Helping a friend going through a divorce can be hard, especially if you have never gone through one yourself. If you are anything like me, you just want your friend to be happy again. Nonetheless, your friend needs you right now more than ever. Here are 7 tips to help your friend going through a divorce.
Your friend may have moments where she can’t think for herself. She can’t get through her day. She is going to need you to step in and take over. If she has children make sure they are taken care of and try to help her with the day-to-day things. This stage won’t last forever, but at this point she may be too emotionally drained to function.
She’s going to want to talk at some point. If you want to help a friend going through a divorce you have to be ready to listen. You may have to listen to the same story over and over again. She’s trying to work through her feelings. Just listen.

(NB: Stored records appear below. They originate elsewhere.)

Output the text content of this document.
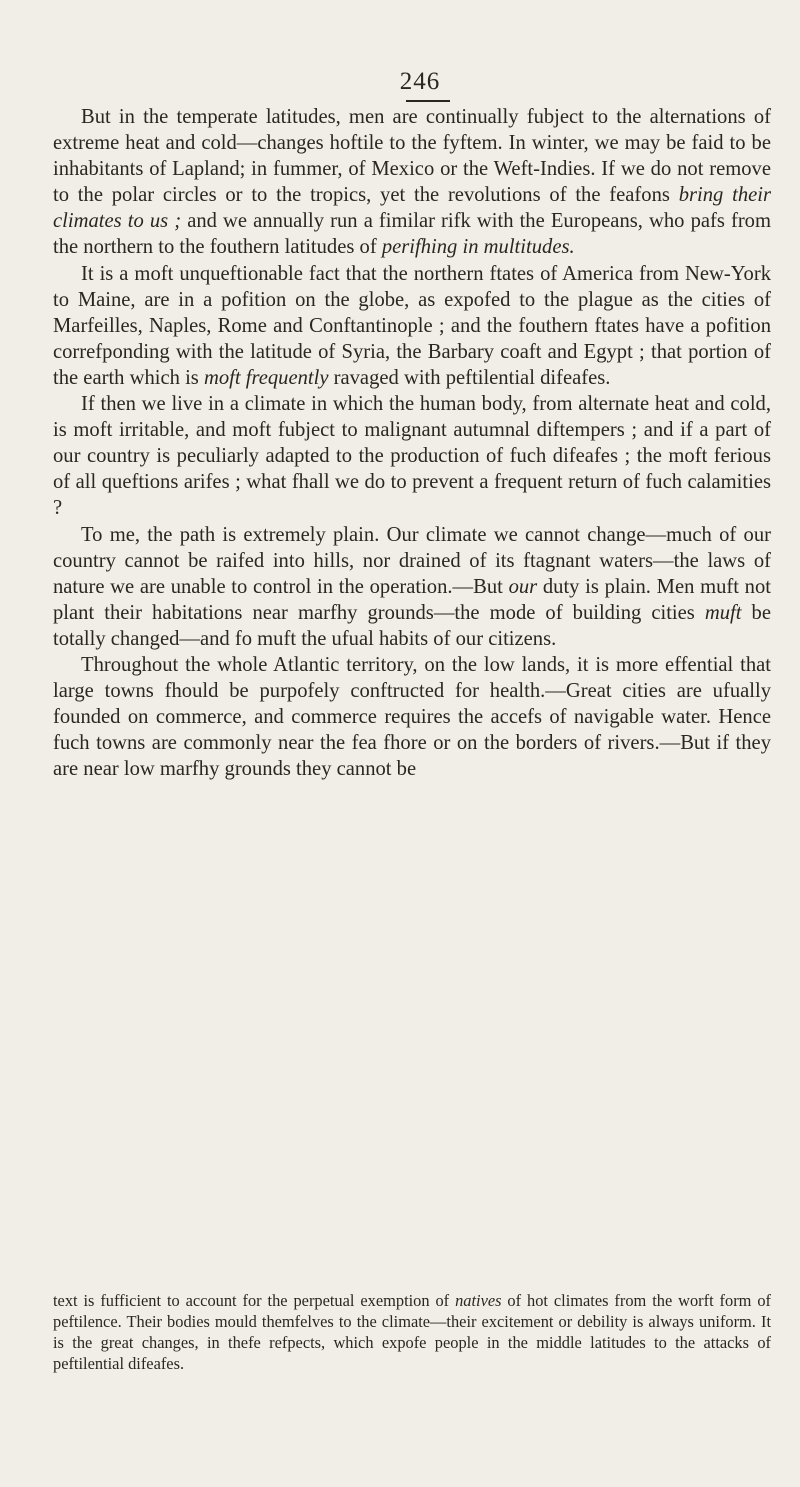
246

But in the temperate latitudes, men are continually fubject to the alternations of extreme heat and cold—changes hoftile to the fyftem. In winter, we may be faid to be inhabitants of Lapland; in fummer, of Mexico or the Weft-Indies. If we do not remove to the polar circles or to the tropics, yet the revolutions of the feafons bring their climates to us ; and we annually run a fimilar rifk with the Europeans, who pafs from the northern to the fouthern latitudes of perifhing in multitudes.

It is a moft unqueftionable fact that the northern ftates of America from New-York to Maine, are in a pofition on the globe, as expofed to the plague as the cities of Marfeilles, Naples, Rome and Conftantinople ; and the fouthern ftates have a pofition correfponding with the latitude of Syria, the Barbary coaft and Egypt ; that portion of the earth which is moft frequently ravaged with peftilential difeafes.

If then we live in a climate in which the human body, from alternate heat and cold, is moft irritable, and moft fubject to malignant autumnal diftempers ; and if a part of our country is peculiarly adapted to the production of fuch difeafes ; the moft ferious of all queftions arifes ; what fhall we do to prevent a frequent return of fuch calamities ?

To me, the path is extremely plain. Our climate we cannot change—much of our country cannot be raifed into hills, nor drained of its ftagnant waters—the laws of nature we are unable to control in the operation.—But our duty is plain. Men muft not plant their habitations near marfhy grounds—the mode of building cities muft be totally changed—and fo muft the ufual habits of our citizens.

Throughout the whole Atlantic territory, on the low lands, it is more effential that large towns fhould be purpofely conftructed for health.—Great cities are ufually founded on commerce, and commerce requires the accefs of navigable water. Hence fuch towns are commonly near the fea fhore or on the borders of rivers.—But if they are near low marfhy grounds they cannot be

text is fufficient to account for the perpetual exemption of natives of hot climates from the worft form of peftilence. Their bodies mould themfelves to the climate—their excitement or debility is always uniform. It is the great changes, in thefe refpects, which expofe people in the middle latitudes to the attacks of peftilential difeafes.
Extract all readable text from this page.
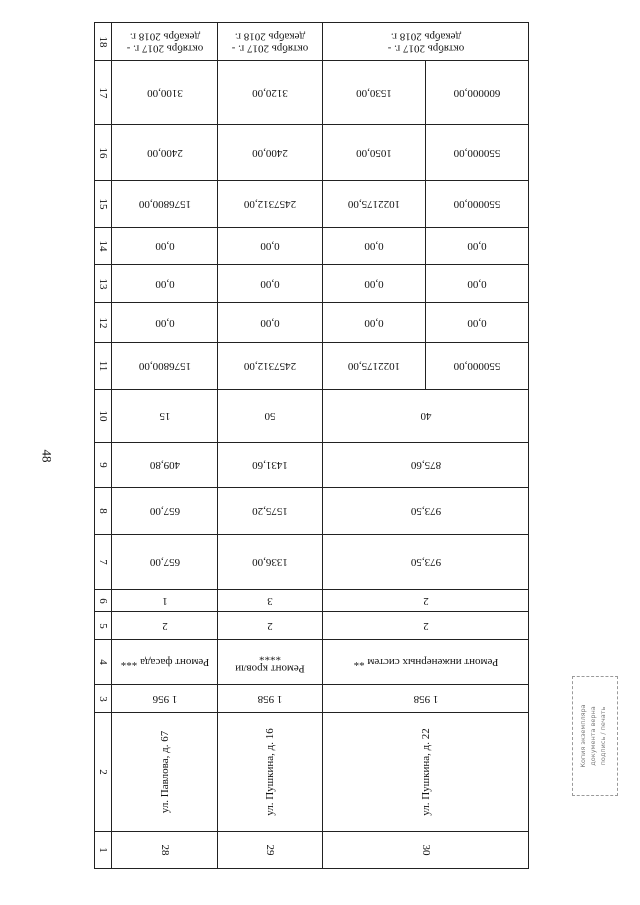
48
Копия экземпляра документа верна подпись / печать
18	октябрь 2017 г. - декабрь 2018 г.	октябрь 2017 г. - декабрь 2018 г.	октябрь 2017 г. - декабрь 2018 г.	

17	3100,00	3120,00	1530,00	600000,00

16	2400,00	2400,00	1050,00	550000,00

15	1576800,00	2457312,00	1022175,00	550000,00

14	0,00	0,00	0,00	0,00

13	0,00	0,00	0,00	0,00

12	0,00	0,00	0,00	0,00

11	1576800,00	2457312,00	1022175,00	550000,00

10	15	50	40	

9	409,80	1431,60	875,60	

8	657,00	1575,20	973,50	

7	657,00	1336,00	973,50	

6	1	3	2	

5	2	2	2	

4	Ремонт фасада ***	Ремонт кровли ****	Ремонт инженерных систем **	

3	1 956	1 958	1 958	

2	ул. Павлова, д. 67	ул. Пушкина, д. 16	ул. Пушкина, д. 22	

1	28	29	30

When helping a friend going through a divorce there are going to be times when your advice, as good and supportive as it may be, isn’t wanted. You can’t tell her what you would do, or what you think. She’s probably not ready to hear all that.
If you are a spiritual person you can pray for your friend. Even if your friend is a spiritual person too, she may not feel up to praying. She may even be too angry to pray. As her friend you can pray for emotional peace and healing.

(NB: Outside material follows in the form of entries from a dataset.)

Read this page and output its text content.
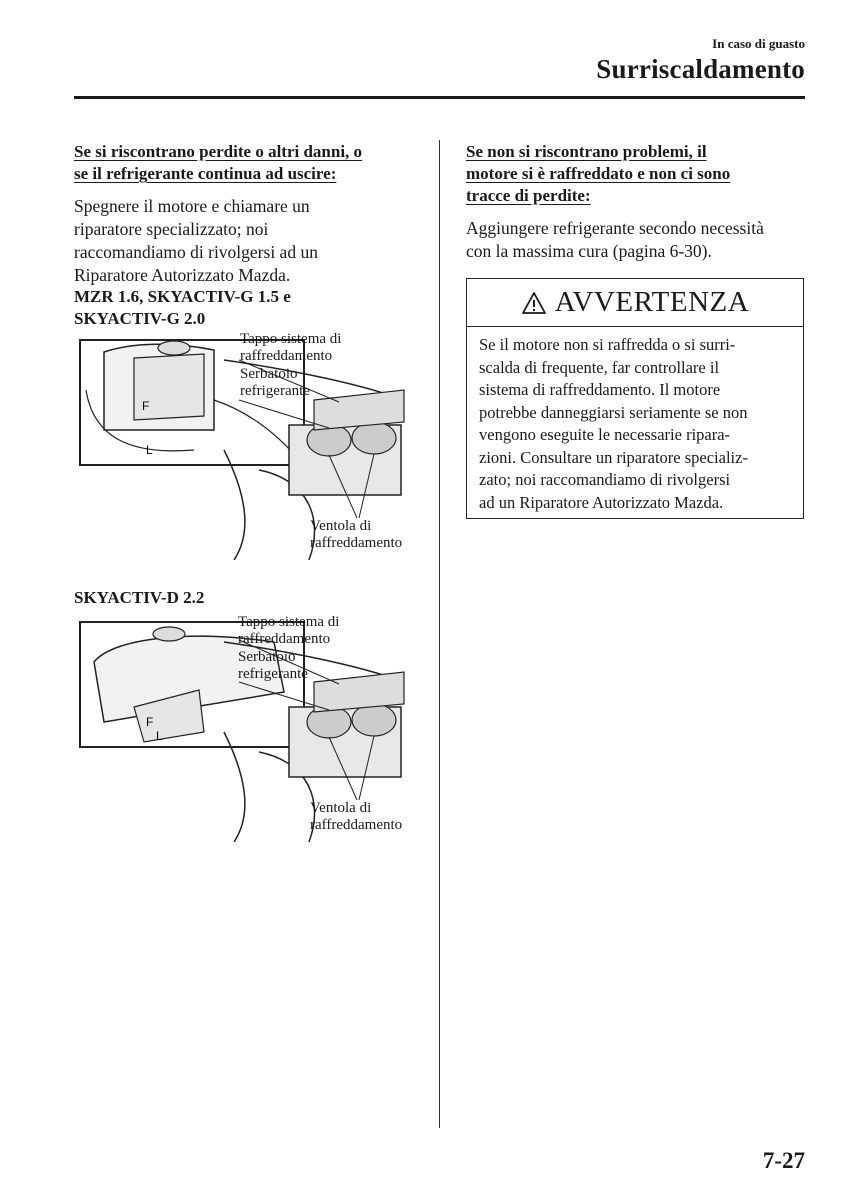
In caso di guasto
Surriscaldamento
Se si riscontrano perdite o altri danni, o
se il refrigerante continua ad uscire:
Spegnere il motore e chiamare un
riparatore specializzato; noi
raccomandiamo di rivolgersi ad un
Riparatore Autorizzato Mazda.
MZR 1.6, SKYACTIV-G 1.5 e
SKYACTIV-G 2.0
F
L
Tappo sistema di
raffreddamento
Serbatoio
refrigerante
Ventola di
raffreddamento
SKYACTIV-D 2.2
F
L
Tappo sistema di
raffreddamento
Serbatoio
refrigerante
Ventola di
raffreddamento
Se non si riscontrano problemi, il
motore si è raffreddato e non ci sono
tracce di perdite:
Aggiungere refrigerante secondo necessità
con la massima cura (pagina 6-30).
AVVERTENZA
Se il motore non si raffredda o si surri-
scalda di frequente, far controllare il
sistema di raffreddamento. Il motore
potrebbe danneggiarsi seriamente se non
vengono eseguite le necessarie ripara-
zioni. Consultare un riparatore specializ-
zato; noi raccomandiamo di rivolgersi
ad un Riparatore Autorizzato Mazda.
7-27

If you want to help a friend going through a divorce remembers to have fun. She may be down in the dumps, but what she needs is a good time. This doesn’t mean to take your girl out and consume large amounts of alcohol. That’s a recipe for disaster. Take her to a movie, out to dinner, or just for ice cream. The point is to let her get away, enjoy life, and forget her problems in a positive way.
Remind your friend that she is a strong woman. Remind her how beautiful she is. Remind her that she is going through a tough time, but she will get past it and great things lie ahead. Help her to keep her head up and focus on moving past the hurt.
When all else fails and you can’t take it anymore, it’s okay to cry it out with your friend. She is letting go of a life she thought she would always have and letting go of the dreams they held for the future. It’s a lot to take in and easy to start to feel your friends emotions.
Some people say going through a divorce is like mourning a death. Keep that in mind when helping a friend going through a divorce. They are, in a sense, mourning the loss of their spouse. If you have any suggestions for helping a friend going through a divorce I’d love to hear them.